Ces décrets s’inscrivent dans l’application de la loi 04-18 du 25 décembre 2004 relative à la prévention et à la répression de l’usage et du trafic illicites de stupéfiants. Les établissements disposent de six mois pour mettre leurs règlements intérieurs en conformité. Le gouvernement présente cette réforme comme une réponse nécessaire à la diffusion des stupéfiants dans la société algérienne.
Malik Meziane
Une campagne de sensibilisation lancé : 300 cellules de solidarité mobilisées contre la drogue
Le ministère de la Solidarité nationale, de la Famille et de la Condition de la femme a donné lundi le coup d’envoi d’une campagne nationale de sensibilisation aux dangers de la drogue, mobilisant plus de 300 cellules de proximité à travers le territoire.

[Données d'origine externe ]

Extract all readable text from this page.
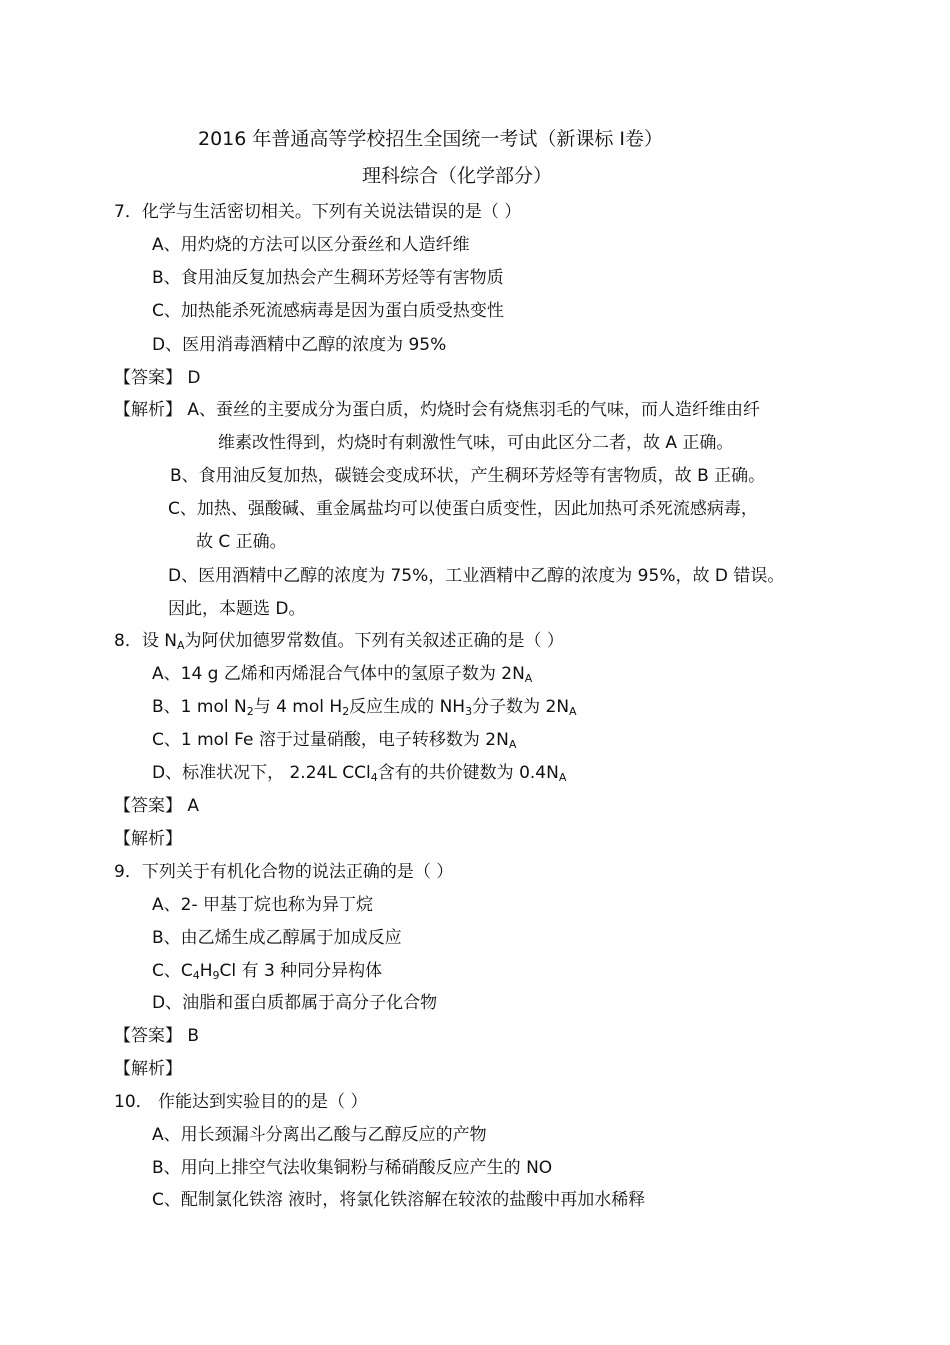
2016 年普通高等学校招生全国统一考试（新课标 Ⅰ卷）
理科综合（化学部分）
7．化学与生活密切相关。下列有关说法错误的是（ ）
A、用灼烧的方法可以区分蚕丝和人造纤维
B、食用油反复加热会产生稠环芳烃等有害物质
C、加热能杀死流感病毒是因为蛋白质受热变性
D、医用消毒酒精中乙醇的浓度为 95%
【答案】 D
【解析】 A、蚕丝的主要成分为蛋白质，灼烧时会有烧焦羽毛的气味，而人造纤维由纤
维素改性得到，灼烧时有刺激性气味，可由此区分二者，故 A 正确。
B、食用油反复加热，碳链会变成环状，产生稠环芳烃等有害物质，故 B 正确。
C、加热、强酸碱、重金属盐均可以使蛋白质变性，因此加热可杀死流感病毒，
故 C 正确。
D、医用酒精中乙醇的浓度为 75%，工业酒精中乙醇的浓度为 95%，故 D 错误。
因此，本题选 D。
8．设 $N_A$为阿伏加德罗常数值。下列有关叙述正确的是（ ）
A、14 g 乙烯和丙烯混合气体中的氢原子数为 $2N_A$
B、1 mol $N_2$与 4 mol $H_2$反应生成的 $NH_3$分子数为 $2N_A$
C、1 mol Fe 溶于过量硝酸，电子转移数为 $2N_A$
D、标准状况下， 2.24L CCl$_4$含有的共价键数为 $0.4N_A$
【答案】 A
【解析】
9．下列关于有机化合物的说法正确的是（ ）
A、2- 甲基丁烷也称为异丁烷
B、由乙烯生成乙醇属于加成反应
C、$C_4H_9Cl$ 有 3 种同分异构体
D、油脂和蛋白质都属于高分子化合物
【答案】 B
【解析】
10． 作能达到实验目的的是（ ）
A、用长颈漏斗分离出乙酸与乙醇反应的产物
B、用向上排空气法收集铜粉与稀硝酸反应产生的 NO
C、配制氯化铁溶 液时，将氯化铁溶解在较浓的盐酸中再加水稀释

Placée sous le slogan « Unissons-nous tous pour protéger nos enfants », cette campagne de huit jours cible les quartiers et espaces publics fréquentés par les différentes franges de la société, notamment les jeunes et adolescents. « Il s’agit d’ouvrir le dialogue avec eux pour les éclairer et les orienter sur les dangers qu’ils peuvent affronter, eux ou leurs proches, suite à l’addiction, ainsi que sur les moyens de prévention », a précisé la ministre Soraya Mouloudji lors du lancement. Pour assurer le succès de cette initiative, le dispositif repose sur « plus de 300 cellules de proximité de solidarité au niveau national auxquelles participent des médecins, des sociologues, des psychologues ainsi que des assistants sociaux », a souligné la ministre. Soraya Mouloudji a insisté sur le caractère prioritaire de cette lutte, affirmant que « les dangers de la drogue dépassent la dimension sociale pour englober des dimensions sécuritaires, sanitaires, éducatives et morales », ce qui nécessite « une vision intégrée et des efforts unifiés ». Le directeur de l’Office national de lutte contre la drogue et la toxicomanie, Tarek Kour, a rappelé que la stratégie nationale 2025-2029 constitue « une feuille de route claire et globale reposant sur une approche préventive avant d’être curative ». La campagne s’accompagne d’une convention de coopération signée entre l’Agence de développement social et l’Office national de lutte contre la drogue, visant à renforcer la collaboration bilatérale dans ce combat qui engage toute la société algérienne.